- Year: 2003
- Location: Canberra, Australian Capital Territory, Australia; 35°18′11″S 149°07′50″E﻿ / ﻿35.3029642°S 149.1304283°E;

= Centenary of Women's Suffrage Commemorative Fountain =

Fountain in Canberra, Australia

The Centenary of Women's Suffrage Fountain is located in the grounds of Old Parliament House in Canberra, Australian Capital Territory, Australia. It commemorates the passing of the Commonwealth Franchise Act 1902, which granted the right to vote to white Australian women over 21 years of age.

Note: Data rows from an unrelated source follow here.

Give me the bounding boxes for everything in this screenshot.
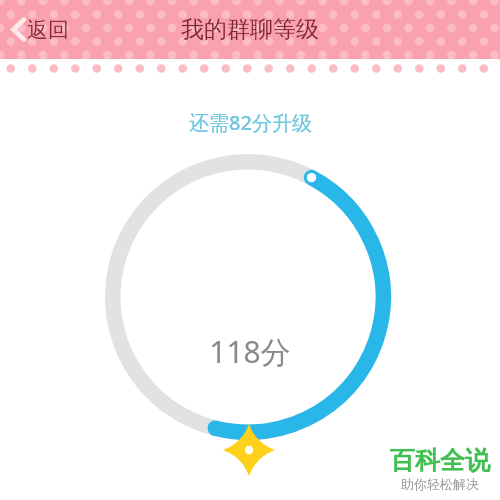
staticText: 助你轻松解决 — [401, 476, 479, 492]
button[interactable]: 返回 — [5, 11, 74, 48]
staticText: 我的群聊等级 — [181, 15, 319, 44]
staticText: 118分 — [209, 331, 291, 372]
staticText: 百科全说 — [390, 445, 490, 476]
staticText: 返回 — [27, 17, 69, 43]
staticText: 还需82分升级 — [189, 109, 312, 136]
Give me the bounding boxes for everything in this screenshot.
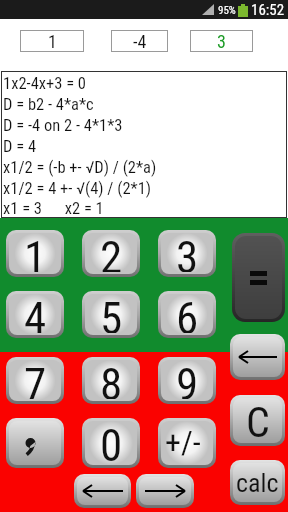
button[interactable] bbox=[6, 418, 64, 468]
staticText: 1 bbox=[48, 31, 57, 52]
staticText: 1x2-4x+3 = 0 bbox=[3, 74, 86, 93]
staticText: D = 4 bbox=[3, 137, 37, 156]
button[interactable]: 4 bbox=[6, 291, 64, 338]
staticText: 3 bbox=[176, 233, 199, 272]
button[interactable]: 9 bbox=[158, 357, 216, 404]
button[interactable]: 7 bbox=[6, 357, 64, 404]
staticText: 3 bbox=[217, 31, 226, 52]
staticText: 5 bbox=[100, 294, 123, 333]
staticText: calc bbox=[236, 468, 279, 498]
staticText: 4 bbox=[24, 294, 47, 333]
staticText: 6 bbox=[176, 294, 199, 333]
button[interactable]: calc bbox=[230, 460, 285, 505]
staticText: x1/2 = 4 +- √(4) / (2*1) bbox=[3, 179, 152, 198]
button[interactable]: 1 bbox=[20, 30, 84, 52]
staticText: x1/2 = (-b +- √D) / (2*a) bbox=[3, 158, 157, 177]
button[interactable]: 5 bbox=[82, 291, 140, 338]
button[interactable] bbox=[136, 474, 194, 508]
button[interactable] bbox=[74, 474, 131, 508]
button[interactable] bbox=[232, 233, 285, 322]
staticText: 95% bbox=[218, 4, 236, 17]
staticText: 1 bbox=[24, 233, 47, 272]
button[interactable]: 6 bbox=[158, 291, 216, 338]
staticText: C bbox=[246, 398, 270, 443]
button[interactable]: -4 bbox=[111, 30, 168, 52]
staticText: -4 bbox=[133, 31, 147, 52]
staticText: 2 bbox=[100, 233, 123, 272]
button[interactable]: 3 bbox=[158, 230, 216, 277]
staticText: D = -4 on 2 - 4*1*3 bbox=[3, 116, 123, 135]
staticText: 9 bbox=[176, 360, 199, 399]
button[interactable]: 1 bbox=[6, 230, 64, 277]
button[interactable]: +/- bbox=[158, 418, 216, 468]
button[interactable]: 3 bbox=[190, 30, 253, 52]
staticText: 7 bbox=[24, 360, 47, 399]
button[interactable]: 8 bbox=[82, 357, 140, 404]
staticText: x1 = 3 x2 = 1 bbox=[3, 199, 104, 218]
button[interactable]: C bbox=[230, 395, 285, 446]
staticText: D = b2 - 4*a*c bbox=[3, 95, 94, 114]
button[interactable] bbox=[230, 334, 285, 380]
staticText: +/- bbox=[165, 423, 201, 461]
staticText: 16:52 bbox=[251, 1, 285, 19]
staticText: 8 bbox=[100, 360, 123, 399]
staticText: 0 bbox=[100, 421, 123, 463]
button[interactable]: 2 bbox=[82, 230, 140, 277]
button[interactable]: 0 bbox=[82, 418, 140, 468]
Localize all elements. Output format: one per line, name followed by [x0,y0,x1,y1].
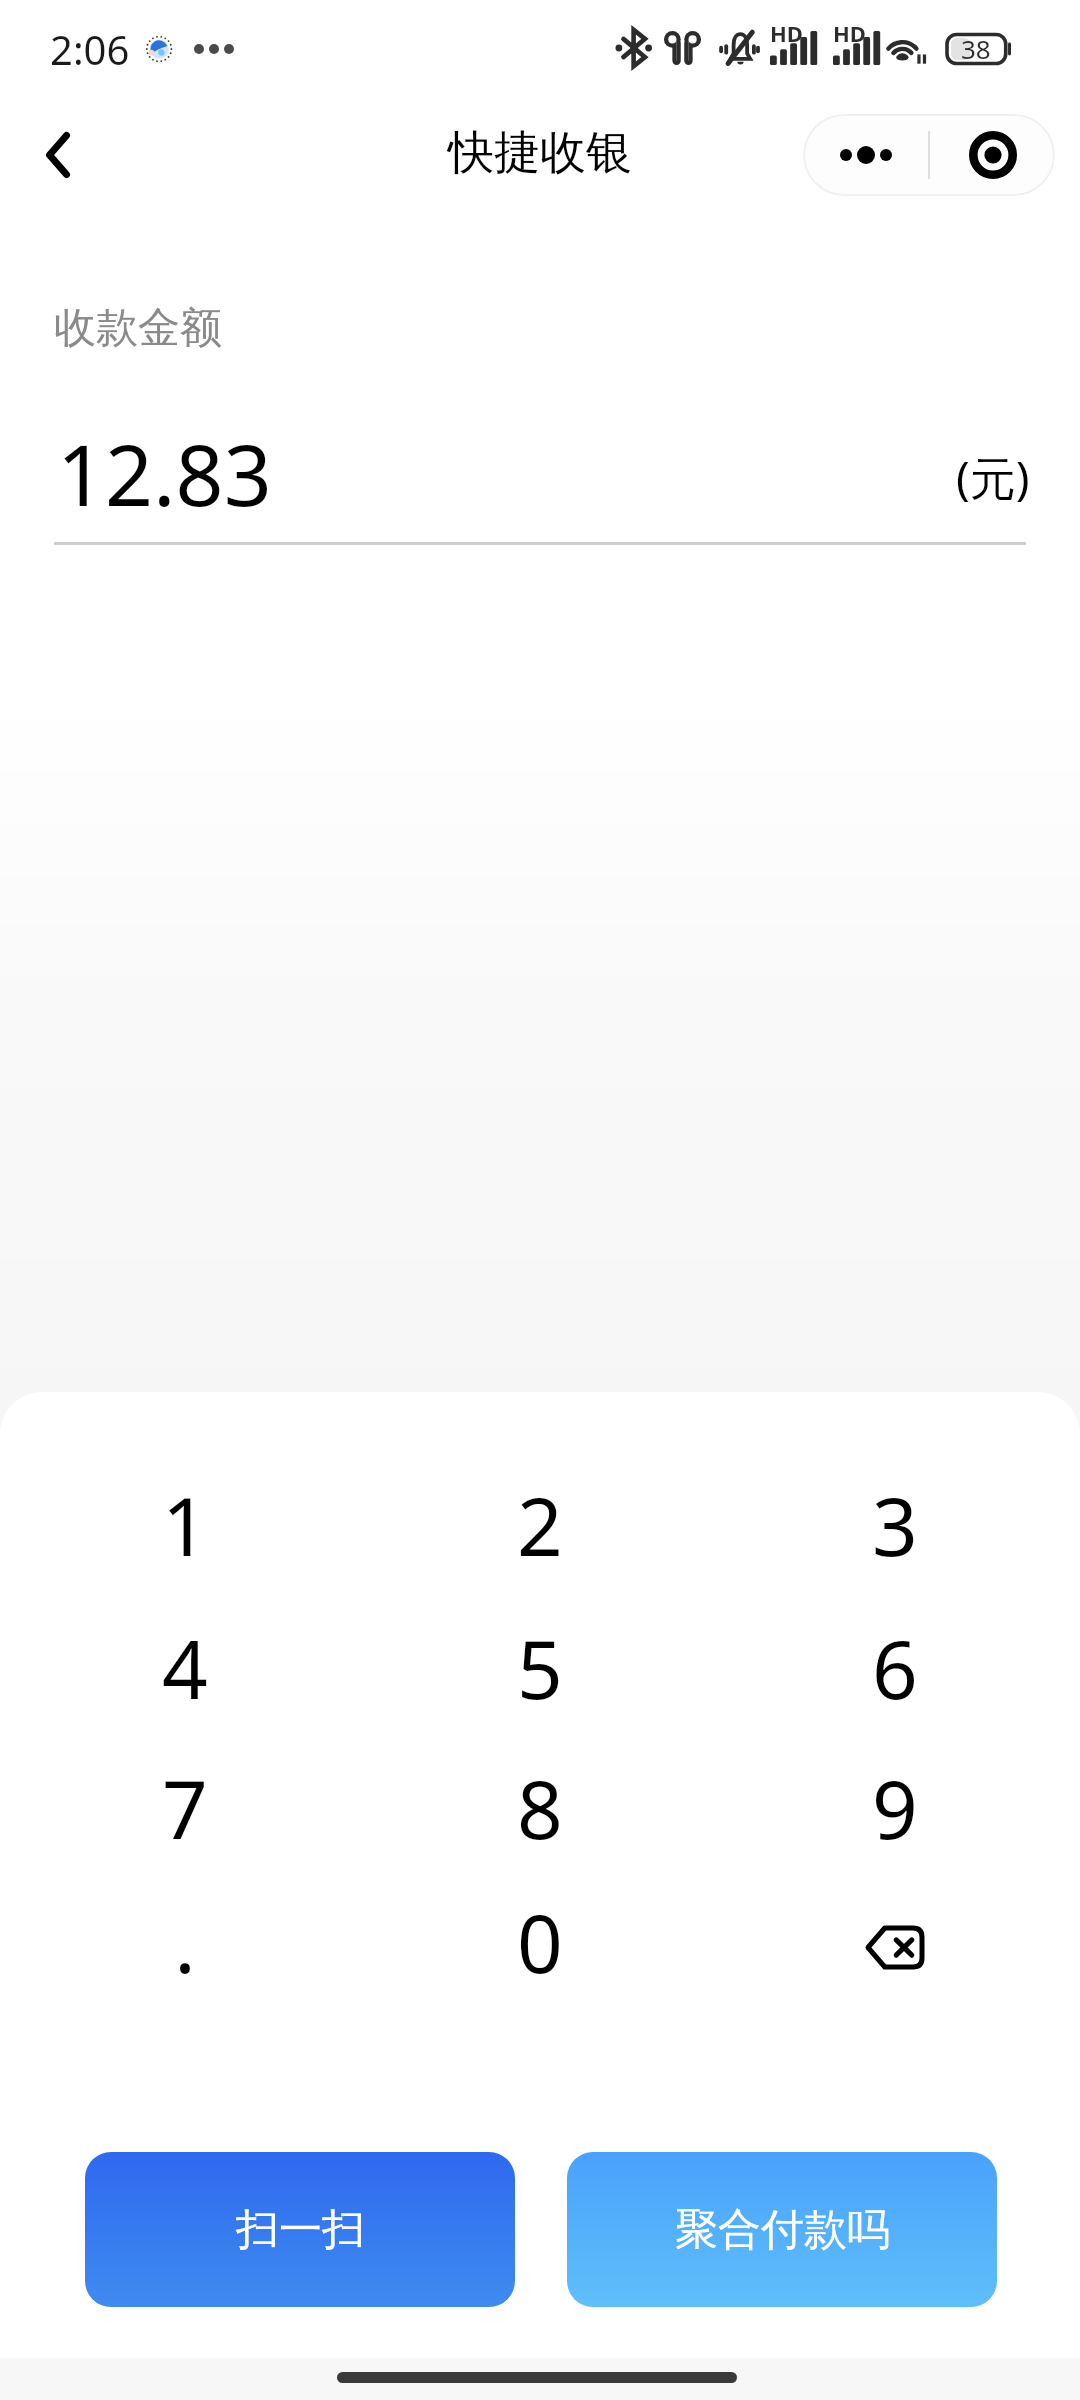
button[interactable]: 4 [8,1597,362,1737]
button[interactable]: 聚合付款吗 [567,2152,997,2307]
staticText: 3 [872,1470,918,1579]
button[interactable]: 3 [717,1454,1072,1594]
staticText: . [174,1887,196,1996]
staticText: 9 [872,1753,918,1862]
staticText: 5 [517,1613,563,1722]
button[interactable]: More options [803,114,928,196]
staticText: 1 [162,1470,208,1579]
button[interactable]: Backspace [717,1871,1072,2011]
staticText: 6 [872,1613,918,1722]
staticText: 扫一扫 [236,2203,365,2257]
button[interactable]: 5 [362,1597,717,1737]
staticText: 快捷收银 [448,124,632,182]
button[interactable]: 9 [717,1737,1072,1877]
staticText: 4 [162,1613,208,1722]
button[interactable]: Close mini program [930,114,1055,196]
button[interactable]: . [8,1871,362,2011]
staticText: 8 [517,1753,563,1862]
button[interactable]: 6 [717,1597,1072,1737]
staticText: 聚合付款吗 [675,2203,890,2257]
button[interactable]: 2 [362,1454,717,1594]
button[interactable]: Back [16,115,96,195]
button[interactable]: 1 [8,1454,362,1594]
staticText: 38 [961,31,991,66]
button[interactable]: Amount input 12.83 yuan [54,410,1026,545]
button[interactable]: 7 [8,1737,362,1877]
staticText: HD [833,18,866,48]
staticText: 2 [517,1470,563,1579]
button[interactable]: 0 [362,1871,717,2011]
button[interactable]: 8 [362,1737,717,1877]
staticText: HD [770,18,803,48]
staticText: 2:06 [50,22,130,76]
staticText: 0 [517,1887,563,1996]
staticText: (元) [956,446,1030,509]
staticText: 收款金额 [54,302,222,355]
button[interactable]: 扫一扫 [85,2152,515,2307]
staticText: 7 [162,1753,208,1862]
staticText: 12.83 [57,416,272,530]
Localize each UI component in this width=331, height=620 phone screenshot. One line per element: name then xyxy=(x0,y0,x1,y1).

In 2002, Senator Amanda Vanstone launched a design competition for a memorial to mark the centenary of women's suffrage in Australia. The winning design was an 18-metre tall red steel structure, in a fan design with 10 rotating blades. It had been designed by Sydney artists Jennifer Turpin and Michaelie Crawford. The artwork was to be placed prominently behind the Old Parliament House building. However, due to delays with the completion of the artwork, Vanstone's office announced in September 2003 that the contract with the artists was cancelled. Simultaneously, there was considerable public and media controversy occurring over the appropriacy of the design and its placement in such a significant location.

In 2003 the Minister for the Status of Women, Senator Kay Patterson, proposed a fountain as a memorial structure. Cate Riley and Andrew Smith of the National Capital Authority worked on the design of the memorial and artist Mary Stuart created and placed the mosaic tiles.

The fountain is a rectangular shape, with six jets on either side, and a weir at one end. The border of the pool carries text commemorating the passage of the Commonwealth Franchise Act, and of the election of the following year – the first election in which women were able to stand for office, and to vote.

A walkway leading away from the fountain is embedded with tiles describing achievements of women in the Federal Parliament of Australia.